Large, high-profile projects continue to flood the streets of Milwaukee, including a $456 million expansion of the downtown convention center, construction of the 44-story Couture residential tower near the lakefront, a new chemistry building on the University of Wisconsin-Milwaukee’s campus and a 31-story apartment building in the Historic Third Ward, to name a few. The city’s expedited development is creating jobs and boosting the economy, the Wisconsin Policy Forum found. Milwaukee, it seems, is constantly changing its skyline. As more projects squeeze their way into city streets, the need for construction workers rises, too.

The Wisconsin Policy Forum reported construction employment in the metro area is stable, actually increasing throughout the pandemic.
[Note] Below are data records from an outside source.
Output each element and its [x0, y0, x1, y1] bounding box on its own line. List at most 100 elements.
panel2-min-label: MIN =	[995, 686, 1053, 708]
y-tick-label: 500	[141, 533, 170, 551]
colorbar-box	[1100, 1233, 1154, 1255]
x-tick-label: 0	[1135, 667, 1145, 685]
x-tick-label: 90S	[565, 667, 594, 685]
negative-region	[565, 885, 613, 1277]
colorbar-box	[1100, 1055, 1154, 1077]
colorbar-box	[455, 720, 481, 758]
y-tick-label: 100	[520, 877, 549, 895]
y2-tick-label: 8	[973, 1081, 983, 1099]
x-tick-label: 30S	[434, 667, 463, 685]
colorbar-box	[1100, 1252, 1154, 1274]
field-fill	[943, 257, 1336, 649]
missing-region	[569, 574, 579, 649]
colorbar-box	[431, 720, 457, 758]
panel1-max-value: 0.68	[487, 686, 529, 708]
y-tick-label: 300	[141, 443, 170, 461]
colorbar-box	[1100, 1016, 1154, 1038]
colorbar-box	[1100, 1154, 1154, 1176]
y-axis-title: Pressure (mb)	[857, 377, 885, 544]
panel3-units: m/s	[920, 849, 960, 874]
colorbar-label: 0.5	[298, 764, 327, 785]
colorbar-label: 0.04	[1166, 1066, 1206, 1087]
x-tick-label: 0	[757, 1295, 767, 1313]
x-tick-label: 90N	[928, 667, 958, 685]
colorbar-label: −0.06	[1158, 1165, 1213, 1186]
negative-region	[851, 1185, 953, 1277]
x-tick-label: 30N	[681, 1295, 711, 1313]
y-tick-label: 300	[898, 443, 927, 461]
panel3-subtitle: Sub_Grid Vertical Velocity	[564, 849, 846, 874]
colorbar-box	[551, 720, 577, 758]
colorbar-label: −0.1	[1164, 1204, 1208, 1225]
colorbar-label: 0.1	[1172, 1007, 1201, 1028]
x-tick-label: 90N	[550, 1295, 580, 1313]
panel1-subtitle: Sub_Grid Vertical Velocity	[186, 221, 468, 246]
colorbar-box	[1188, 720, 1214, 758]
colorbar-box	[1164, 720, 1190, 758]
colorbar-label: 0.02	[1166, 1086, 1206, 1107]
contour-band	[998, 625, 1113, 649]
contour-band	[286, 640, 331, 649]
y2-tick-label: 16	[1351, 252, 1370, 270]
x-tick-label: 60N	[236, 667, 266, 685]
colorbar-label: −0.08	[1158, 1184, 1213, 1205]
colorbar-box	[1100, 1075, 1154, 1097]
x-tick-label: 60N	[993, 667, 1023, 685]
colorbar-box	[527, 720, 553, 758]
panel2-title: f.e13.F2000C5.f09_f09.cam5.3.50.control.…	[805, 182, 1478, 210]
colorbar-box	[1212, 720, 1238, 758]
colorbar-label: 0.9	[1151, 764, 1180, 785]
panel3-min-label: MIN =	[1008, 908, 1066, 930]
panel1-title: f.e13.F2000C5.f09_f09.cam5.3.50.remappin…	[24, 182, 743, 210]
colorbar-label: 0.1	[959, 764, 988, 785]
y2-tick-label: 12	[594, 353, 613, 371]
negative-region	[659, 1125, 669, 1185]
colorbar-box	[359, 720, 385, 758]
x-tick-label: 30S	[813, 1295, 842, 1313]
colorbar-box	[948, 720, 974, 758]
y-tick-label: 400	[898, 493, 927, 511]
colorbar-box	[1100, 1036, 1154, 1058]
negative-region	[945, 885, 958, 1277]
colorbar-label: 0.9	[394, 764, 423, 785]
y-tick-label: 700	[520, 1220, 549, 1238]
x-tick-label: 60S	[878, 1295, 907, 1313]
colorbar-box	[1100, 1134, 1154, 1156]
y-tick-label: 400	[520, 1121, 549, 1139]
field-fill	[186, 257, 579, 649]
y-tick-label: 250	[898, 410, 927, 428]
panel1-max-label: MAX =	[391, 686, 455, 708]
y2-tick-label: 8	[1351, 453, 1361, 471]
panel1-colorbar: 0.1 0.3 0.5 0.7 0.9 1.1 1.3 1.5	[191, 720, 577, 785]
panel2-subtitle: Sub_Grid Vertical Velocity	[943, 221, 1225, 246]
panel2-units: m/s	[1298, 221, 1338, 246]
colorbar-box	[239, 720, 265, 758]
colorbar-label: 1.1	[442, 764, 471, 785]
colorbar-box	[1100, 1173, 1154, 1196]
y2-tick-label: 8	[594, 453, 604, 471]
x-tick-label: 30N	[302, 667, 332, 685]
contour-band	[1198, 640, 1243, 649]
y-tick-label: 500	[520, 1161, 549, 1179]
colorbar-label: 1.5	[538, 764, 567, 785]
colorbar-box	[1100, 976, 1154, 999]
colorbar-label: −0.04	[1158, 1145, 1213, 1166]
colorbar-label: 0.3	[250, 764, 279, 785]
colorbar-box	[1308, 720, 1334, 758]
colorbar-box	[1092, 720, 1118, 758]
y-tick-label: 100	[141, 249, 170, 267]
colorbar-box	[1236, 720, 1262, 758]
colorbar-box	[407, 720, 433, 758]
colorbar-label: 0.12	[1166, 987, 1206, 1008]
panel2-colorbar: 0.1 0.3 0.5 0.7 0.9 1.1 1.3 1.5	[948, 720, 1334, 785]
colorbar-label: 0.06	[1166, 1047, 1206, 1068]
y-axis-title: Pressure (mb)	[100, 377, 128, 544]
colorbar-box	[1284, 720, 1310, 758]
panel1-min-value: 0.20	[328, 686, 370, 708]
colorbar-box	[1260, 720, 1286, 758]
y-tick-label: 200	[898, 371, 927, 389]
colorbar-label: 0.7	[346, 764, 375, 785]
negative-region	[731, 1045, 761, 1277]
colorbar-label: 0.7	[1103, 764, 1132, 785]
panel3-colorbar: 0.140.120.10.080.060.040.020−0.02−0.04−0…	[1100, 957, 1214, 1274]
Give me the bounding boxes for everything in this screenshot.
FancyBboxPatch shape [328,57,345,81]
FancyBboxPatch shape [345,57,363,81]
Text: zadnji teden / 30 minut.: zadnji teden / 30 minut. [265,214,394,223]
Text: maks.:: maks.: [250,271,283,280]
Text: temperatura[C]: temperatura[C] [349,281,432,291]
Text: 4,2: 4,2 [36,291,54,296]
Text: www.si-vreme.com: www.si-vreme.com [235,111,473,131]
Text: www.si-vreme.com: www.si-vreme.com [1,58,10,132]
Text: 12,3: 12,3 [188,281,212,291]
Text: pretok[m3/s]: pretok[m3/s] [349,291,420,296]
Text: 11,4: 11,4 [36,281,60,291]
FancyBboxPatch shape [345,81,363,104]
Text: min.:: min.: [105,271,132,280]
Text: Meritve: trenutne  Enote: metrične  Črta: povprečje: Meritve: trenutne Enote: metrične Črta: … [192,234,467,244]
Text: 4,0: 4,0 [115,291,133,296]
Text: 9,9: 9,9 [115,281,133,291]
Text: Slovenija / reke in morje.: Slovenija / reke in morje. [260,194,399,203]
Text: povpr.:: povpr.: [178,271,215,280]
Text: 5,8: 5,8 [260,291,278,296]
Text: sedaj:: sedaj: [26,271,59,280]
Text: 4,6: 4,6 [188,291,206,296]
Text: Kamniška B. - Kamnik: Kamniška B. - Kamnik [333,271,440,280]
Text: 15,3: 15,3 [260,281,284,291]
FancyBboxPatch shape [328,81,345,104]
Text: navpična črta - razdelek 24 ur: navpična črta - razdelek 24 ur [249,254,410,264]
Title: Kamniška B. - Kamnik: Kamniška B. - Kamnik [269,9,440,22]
Accordingly, unemployment in construction is at a near historic low in the area, and job-openings are at a 20-year high.

But it’s unclear if those openings can all be filled. For many years, the construction workforce in Milwaukee was growing. Right now, Milwaukee has the largest apprentice pool it’s seen since 2000, and most construction unions predicted their apprentice classes will continue to grow.

Even so, five area construction unions reported a significant decrease in apprentices. Three of those unions said they do not have enough workers ready to start an apprenticeship to replace construction workers who will likely retire in the near future. Four of the unions surveyed said 25% or more of their active members were in their 50s. Another four unions said more than 10% of their workers were over 60 years old.

About half of the unions included in this study said they had fewer workers available for new projects — most of their construction workers were already employed — than they did before the pandemic. Furthermore, active union construction workers are working more hours on average compared to a decade ago.

The Wisconsin Policy Forum said long-term demand for construction workers in Milwaukee is not set in stone, but noted industry leaders should boost recruitment efforts. It even suggested “increased technical education opportunities in schools and new approaches to recruiting and retaining young workers.” The Wisconsin Policy Forum noted general demographic trends in this finding. For instance, more baby boomers are retiring, but the birth rate continues to fall.

In order to maintain a younger pipeline of construction workers in the area, the study pointed to increasing diversity efforts.

“Despite the growing diversity of metro Milwaukee’s population, limited progress has been made in diversifying the construction workforce. Hispanic representation among area apprentices has increased considerably, but Black and female workers remain highly underrepresented and more than half of Black workers cancel their apprenticeships before completion,” the Wisconsin Policy Forum said.

The city of Milwaukee’s Residents Preference Program currently requires that 40% of the hours spent building a public works project — or a subset of private development projects supported by city funds — must be completed by qualifying city residents. The study said that in addition to the tight labor market, projects that fall under the RPP program can have a difficult time employing enough qualifying workers.